Dr. Yancey, who describes himself as a political independent with traditional Christian beliefs and progressive social values, advises nonliberal graduate students to be discreet during job interviews. “The information in this research,” he wrote, “indicates that revealing one’s political and religious conservatism will, on average, negatively influence about half of the search committee one is attempting to impress.”

Dr. Yancey’s research was a survey, not a field experiment, so it’s impossible to know how many of those academics who confessed to hypothetical bias would let it sway an actual decision. Perhaps they’d try to behave as impartially as the directors of graduate studies in Dr. Gross’s experiment.

The lecture is a real eye-opener. It turns out that in academia, you are likely to be viewed the same way as blacks were viewed by slave-owners, and Jews were viewed by Nazis. Stereotypes, ignorance and hatred abound.

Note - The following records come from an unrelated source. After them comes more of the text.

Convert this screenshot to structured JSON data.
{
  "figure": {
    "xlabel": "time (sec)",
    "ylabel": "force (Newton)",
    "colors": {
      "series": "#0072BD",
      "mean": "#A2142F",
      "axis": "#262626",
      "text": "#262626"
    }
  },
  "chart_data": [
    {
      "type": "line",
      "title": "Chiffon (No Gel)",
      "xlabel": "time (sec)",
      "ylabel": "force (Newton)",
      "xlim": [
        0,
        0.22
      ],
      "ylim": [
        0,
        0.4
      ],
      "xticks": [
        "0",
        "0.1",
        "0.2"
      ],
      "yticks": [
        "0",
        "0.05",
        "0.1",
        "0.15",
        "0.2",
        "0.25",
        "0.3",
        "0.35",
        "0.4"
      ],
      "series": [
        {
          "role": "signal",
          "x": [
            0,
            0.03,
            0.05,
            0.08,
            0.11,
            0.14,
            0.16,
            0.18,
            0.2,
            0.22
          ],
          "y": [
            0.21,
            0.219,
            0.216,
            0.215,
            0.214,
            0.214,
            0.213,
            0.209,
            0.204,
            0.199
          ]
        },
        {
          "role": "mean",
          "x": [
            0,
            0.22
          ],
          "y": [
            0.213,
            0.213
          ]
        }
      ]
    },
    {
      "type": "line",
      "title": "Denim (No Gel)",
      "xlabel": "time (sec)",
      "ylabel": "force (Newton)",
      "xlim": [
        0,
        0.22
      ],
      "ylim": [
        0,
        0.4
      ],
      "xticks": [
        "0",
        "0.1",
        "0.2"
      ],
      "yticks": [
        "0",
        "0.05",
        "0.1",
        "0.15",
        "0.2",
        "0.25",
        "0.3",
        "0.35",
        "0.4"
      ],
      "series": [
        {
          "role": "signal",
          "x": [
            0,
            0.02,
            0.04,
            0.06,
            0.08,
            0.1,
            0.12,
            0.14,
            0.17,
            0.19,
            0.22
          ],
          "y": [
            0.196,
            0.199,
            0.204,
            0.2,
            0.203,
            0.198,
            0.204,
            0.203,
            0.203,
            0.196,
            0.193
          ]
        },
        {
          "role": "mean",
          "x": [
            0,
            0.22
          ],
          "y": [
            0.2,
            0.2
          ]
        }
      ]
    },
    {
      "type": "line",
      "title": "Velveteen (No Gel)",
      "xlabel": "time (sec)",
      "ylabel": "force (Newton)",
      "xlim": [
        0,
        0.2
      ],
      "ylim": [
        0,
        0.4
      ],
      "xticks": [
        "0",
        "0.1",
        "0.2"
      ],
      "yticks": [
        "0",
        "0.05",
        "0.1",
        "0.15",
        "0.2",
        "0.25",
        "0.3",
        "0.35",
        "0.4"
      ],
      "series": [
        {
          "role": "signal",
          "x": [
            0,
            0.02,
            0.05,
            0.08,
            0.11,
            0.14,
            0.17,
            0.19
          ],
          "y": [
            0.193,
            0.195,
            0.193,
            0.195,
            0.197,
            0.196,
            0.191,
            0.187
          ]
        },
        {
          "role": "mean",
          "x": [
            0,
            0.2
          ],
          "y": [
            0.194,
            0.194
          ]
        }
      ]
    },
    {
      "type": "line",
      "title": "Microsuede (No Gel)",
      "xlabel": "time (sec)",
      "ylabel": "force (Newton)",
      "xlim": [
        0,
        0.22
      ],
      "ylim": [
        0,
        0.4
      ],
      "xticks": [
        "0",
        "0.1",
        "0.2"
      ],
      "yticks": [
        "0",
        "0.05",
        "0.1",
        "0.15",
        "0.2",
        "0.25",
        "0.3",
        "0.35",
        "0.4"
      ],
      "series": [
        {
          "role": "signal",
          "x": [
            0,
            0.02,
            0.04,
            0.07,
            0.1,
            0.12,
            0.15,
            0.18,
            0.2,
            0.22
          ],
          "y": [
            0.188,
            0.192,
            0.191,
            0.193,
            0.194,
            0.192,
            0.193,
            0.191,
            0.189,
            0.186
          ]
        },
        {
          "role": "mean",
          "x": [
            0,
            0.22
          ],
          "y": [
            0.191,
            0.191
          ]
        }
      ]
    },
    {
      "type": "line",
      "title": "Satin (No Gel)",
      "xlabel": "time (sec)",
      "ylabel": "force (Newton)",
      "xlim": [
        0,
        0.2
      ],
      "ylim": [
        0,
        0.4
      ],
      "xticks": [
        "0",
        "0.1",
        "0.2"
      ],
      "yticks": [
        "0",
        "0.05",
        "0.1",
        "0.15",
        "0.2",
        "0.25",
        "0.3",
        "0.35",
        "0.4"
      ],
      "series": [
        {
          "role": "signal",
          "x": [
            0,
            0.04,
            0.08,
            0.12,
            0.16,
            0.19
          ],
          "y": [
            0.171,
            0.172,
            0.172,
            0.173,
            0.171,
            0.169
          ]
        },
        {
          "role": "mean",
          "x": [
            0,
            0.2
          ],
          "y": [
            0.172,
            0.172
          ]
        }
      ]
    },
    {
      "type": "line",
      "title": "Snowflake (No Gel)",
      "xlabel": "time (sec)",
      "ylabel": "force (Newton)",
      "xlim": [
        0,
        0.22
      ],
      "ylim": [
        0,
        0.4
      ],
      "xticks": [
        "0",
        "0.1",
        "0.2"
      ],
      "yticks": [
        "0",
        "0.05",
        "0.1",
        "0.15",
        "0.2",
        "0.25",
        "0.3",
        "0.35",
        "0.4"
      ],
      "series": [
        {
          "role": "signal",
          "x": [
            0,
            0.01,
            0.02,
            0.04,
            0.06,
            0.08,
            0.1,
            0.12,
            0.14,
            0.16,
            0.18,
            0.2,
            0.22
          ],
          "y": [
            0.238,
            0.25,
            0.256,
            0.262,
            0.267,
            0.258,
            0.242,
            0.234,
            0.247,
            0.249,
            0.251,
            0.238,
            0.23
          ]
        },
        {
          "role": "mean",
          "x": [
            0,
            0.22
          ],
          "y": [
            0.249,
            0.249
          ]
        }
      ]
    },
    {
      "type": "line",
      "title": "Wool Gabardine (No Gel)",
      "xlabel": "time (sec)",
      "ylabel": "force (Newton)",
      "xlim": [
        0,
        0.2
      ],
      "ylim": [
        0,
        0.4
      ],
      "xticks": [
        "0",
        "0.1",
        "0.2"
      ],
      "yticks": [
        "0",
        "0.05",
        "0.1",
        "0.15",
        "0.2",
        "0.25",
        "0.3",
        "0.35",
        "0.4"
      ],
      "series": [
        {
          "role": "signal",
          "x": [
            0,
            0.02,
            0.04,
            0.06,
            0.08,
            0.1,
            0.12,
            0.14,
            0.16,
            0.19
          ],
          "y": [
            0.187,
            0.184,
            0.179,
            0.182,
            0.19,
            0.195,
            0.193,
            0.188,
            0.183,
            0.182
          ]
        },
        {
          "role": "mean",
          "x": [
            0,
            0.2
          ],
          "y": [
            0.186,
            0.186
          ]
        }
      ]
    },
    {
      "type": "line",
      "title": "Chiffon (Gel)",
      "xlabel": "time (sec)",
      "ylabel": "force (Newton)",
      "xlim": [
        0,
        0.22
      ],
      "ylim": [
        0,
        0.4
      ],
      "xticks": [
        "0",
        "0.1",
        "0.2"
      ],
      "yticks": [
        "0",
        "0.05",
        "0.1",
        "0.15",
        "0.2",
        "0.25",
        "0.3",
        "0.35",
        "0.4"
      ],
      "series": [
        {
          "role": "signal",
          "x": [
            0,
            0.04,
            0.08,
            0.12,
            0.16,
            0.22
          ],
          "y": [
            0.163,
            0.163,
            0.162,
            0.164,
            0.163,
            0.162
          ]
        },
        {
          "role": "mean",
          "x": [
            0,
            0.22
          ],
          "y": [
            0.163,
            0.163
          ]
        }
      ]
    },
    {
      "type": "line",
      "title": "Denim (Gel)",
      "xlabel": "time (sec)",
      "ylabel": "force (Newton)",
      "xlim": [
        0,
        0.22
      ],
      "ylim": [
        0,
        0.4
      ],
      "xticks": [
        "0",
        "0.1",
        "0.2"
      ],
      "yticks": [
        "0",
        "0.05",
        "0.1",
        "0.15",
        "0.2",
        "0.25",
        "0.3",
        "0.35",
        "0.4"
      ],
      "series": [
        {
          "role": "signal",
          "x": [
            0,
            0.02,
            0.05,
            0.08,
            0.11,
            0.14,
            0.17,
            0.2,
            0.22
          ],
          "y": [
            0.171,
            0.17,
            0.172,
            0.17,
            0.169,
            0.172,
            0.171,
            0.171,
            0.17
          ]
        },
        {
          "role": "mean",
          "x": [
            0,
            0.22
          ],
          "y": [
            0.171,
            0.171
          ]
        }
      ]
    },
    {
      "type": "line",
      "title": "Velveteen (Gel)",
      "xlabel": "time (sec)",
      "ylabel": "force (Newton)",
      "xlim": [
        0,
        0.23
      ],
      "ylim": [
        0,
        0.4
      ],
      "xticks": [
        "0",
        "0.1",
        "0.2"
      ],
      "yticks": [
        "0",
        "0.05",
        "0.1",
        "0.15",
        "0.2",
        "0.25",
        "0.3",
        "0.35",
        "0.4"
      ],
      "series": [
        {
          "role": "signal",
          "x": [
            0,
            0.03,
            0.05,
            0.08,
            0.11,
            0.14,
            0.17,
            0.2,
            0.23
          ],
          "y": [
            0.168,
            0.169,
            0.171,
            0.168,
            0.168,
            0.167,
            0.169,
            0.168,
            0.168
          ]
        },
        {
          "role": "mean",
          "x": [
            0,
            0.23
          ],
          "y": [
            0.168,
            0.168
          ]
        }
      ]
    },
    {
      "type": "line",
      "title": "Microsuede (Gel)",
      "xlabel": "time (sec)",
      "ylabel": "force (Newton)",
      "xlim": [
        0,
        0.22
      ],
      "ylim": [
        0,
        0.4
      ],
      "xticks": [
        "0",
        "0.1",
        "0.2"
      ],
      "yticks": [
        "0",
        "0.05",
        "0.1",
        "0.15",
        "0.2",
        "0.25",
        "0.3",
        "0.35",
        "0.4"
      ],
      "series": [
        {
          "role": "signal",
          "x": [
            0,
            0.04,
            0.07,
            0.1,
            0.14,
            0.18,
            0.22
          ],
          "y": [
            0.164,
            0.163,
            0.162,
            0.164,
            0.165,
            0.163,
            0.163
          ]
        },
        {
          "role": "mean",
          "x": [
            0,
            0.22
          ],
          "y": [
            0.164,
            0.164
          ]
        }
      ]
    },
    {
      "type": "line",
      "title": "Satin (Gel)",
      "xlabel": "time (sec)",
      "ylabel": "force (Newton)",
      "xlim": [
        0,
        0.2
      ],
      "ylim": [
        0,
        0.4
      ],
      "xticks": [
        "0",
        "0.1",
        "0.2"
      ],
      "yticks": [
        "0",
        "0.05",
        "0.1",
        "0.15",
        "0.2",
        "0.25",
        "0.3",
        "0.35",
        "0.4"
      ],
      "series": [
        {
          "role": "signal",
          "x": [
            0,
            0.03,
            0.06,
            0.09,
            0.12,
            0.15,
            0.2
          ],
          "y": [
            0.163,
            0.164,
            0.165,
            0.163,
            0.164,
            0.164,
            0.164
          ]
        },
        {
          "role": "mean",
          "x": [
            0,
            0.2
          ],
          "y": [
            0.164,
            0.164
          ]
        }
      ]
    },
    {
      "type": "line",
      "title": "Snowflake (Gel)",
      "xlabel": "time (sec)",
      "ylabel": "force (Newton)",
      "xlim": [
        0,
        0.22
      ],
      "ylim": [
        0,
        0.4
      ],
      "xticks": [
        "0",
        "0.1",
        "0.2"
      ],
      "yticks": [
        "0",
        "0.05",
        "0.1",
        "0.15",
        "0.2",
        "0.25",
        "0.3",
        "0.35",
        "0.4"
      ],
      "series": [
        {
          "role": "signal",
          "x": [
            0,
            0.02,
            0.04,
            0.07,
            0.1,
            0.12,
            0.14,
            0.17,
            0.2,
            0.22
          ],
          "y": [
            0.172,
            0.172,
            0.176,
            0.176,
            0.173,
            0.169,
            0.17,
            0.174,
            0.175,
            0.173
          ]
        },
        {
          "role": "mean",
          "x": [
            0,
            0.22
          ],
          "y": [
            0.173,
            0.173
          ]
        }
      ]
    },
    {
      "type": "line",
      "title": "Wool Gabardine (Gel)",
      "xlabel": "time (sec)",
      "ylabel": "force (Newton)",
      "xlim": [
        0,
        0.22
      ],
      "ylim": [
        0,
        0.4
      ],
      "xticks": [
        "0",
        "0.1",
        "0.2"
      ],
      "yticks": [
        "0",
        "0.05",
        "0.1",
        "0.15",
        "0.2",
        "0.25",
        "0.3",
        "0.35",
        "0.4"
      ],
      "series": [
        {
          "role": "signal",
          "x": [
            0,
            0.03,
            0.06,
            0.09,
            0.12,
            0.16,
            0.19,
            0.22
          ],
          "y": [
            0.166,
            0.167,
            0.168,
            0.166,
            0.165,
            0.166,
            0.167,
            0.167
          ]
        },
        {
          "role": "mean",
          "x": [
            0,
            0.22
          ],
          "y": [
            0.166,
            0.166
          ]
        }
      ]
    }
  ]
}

We have a lot of work to do to correct these perceptions, and unfortunately nothing that Christians see and hear in church is likely to change this. Until we get serious about prodding our young people to think and achieve, this is what people on the secular left will think of us. Not because they really are smarter, but because we are not capable of pointing out the nonsense on their side of the aisle, e.g. – eternal universes, aliens seeding the Earth with life, fatherlessness is good for children, and so on. If we don’t study the evidence, then their stupidity will rule the day, and they are the ones who are entrenched in academia.